What symptoms do you have?
As mentioned above, glossophobia is an anxiety disorder and therefore the symptoms respond to a clinical picture of this type of condition.
This means that the person with glossophobia who is exposed to the situation of having to speak in public will experience an extreme anxiety response. Sometimes the fear of having to speak in front of more people is so intense that the anxiety reaction may only occur when imagining the situation.
Although each person may experience different symptoms and with different intensity, the symptomatology that distinguishes both glosophobia and other phobias is manifested in three different categories: physical symptoms, cognitive symptoms and behavioral symptoms.
1. Physical symptoms
When the person faces or thinks about facing the phobic stimulus, in this case having to speak in public, there is a hyperactivity of the central nervous system that causes a great amount of changes and alterations in the organism. Among these symptoms are:
- Increased heart rate .
- Increased respiratory rate.
- Feeling of shortness of breath or suffocation.
- Dizziness or vertigo .
- Nausea and/or vomiting.
- Increased sweating.
- Tremors .
- Gastric alterations.
- Fainting spells .
- Sense of unreality.
The physical symptoms are provoked and accompanied by a cognitive symptomatology that is distinguished by presenting a series of irrational beliefs and ideas about the things that can happen when the person is speaking in public.
Ideas such as that he will be humiliated, that he will not be up to the circumstances or that the rest of the people will notice the anxiety he is experiencing are very recurrent thoughts that invade the mind of people with glosophobia.
These cognitive symptoms manifest themselves through the following ideas or thoughts:
- Intrusive, involuntary and uncontrollable ideas about possible scenarios that may occur while the person is speaking in front of an audience.
- Obsessive speculations about the dreaded action.
- Mental images of a catastrophic nature.
- Fear of losing control and not knowing how to manage the situation properly.
3. Behavioral symptoms
Finally, these symptoms are accompanied and manifested through a series of behavioral symptoms that appear as a response to the stimulus or aversive situation, these behaviors are intended either to avoid the situation or escape.
All those behaviours that are carried out with the aim of avoiding or avoiding the possibility of having to speak in public with so-called avoidance behaviours. For example, the person with glossophobia may falsely claim that he has become ill in order to have to go to an appointment where he knew he had to speak in public.
On the other hand, all those behaviours that are carried out once the feared situation has started are called escape behaviours and although in glossophobia they are not so common, they allow the person to escape from the phobic situation as quickly as possible.
What are the causes?
In many cases, it is practically impossible to determine the concrete origin of a phobic fear, since the person himself is unable to remember or determine what has caused it .
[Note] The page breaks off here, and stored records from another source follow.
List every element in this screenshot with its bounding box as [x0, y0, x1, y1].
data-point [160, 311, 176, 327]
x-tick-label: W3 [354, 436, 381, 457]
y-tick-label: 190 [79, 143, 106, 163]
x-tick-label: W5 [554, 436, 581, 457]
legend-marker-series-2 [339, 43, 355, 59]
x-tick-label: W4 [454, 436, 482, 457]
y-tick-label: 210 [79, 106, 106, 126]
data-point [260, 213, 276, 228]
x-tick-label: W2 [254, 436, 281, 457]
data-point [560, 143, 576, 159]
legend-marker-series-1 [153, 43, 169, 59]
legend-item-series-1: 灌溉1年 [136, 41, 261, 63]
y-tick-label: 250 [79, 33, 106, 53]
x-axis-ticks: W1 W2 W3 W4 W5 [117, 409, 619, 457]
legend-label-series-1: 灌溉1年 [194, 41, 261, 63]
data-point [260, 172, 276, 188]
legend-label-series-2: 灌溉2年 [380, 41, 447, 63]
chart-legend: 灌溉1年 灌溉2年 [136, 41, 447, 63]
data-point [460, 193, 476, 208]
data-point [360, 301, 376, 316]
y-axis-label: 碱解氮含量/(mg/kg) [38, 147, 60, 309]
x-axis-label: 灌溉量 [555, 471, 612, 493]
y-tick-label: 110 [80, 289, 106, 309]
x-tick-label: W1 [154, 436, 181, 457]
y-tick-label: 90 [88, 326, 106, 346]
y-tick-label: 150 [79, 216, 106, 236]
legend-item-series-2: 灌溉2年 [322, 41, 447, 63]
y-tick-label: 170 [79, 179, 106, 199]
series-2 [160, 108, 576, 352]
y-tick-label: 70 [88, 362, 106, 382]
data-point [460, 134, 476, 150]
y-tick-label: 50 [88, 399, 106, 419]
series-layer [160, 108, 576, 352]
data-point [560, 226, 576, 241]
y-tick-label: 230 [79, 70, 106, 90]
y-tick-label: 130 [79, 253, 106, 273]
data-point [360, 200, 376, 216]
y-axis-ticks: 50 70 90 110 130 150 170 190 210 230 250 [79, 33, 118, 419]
However, in most phobias, a genetic predisposition to the effects of stress and anxiety, coupled with traumatic or emotionally charged experiences related to the feared stimulus, are the perfect breeding ground for the development of a phobia.
Is there a treatment?
Since glosophobia can be highly disabling, it is highly recommended that people who suffer from it should see a specialist in psychology or mental health . Fortunately, there are treatments that can notably reduce the intensity of the symptoms and even eliminate them completely.
Through techniques such as live exposure or systematic desensitization, the person gradually faces the feared exposure. So if they are accompanied by training in relaxation techniques and cognitive restructuring, the person can overcome their phobic fear and carry out this activity in a normal way.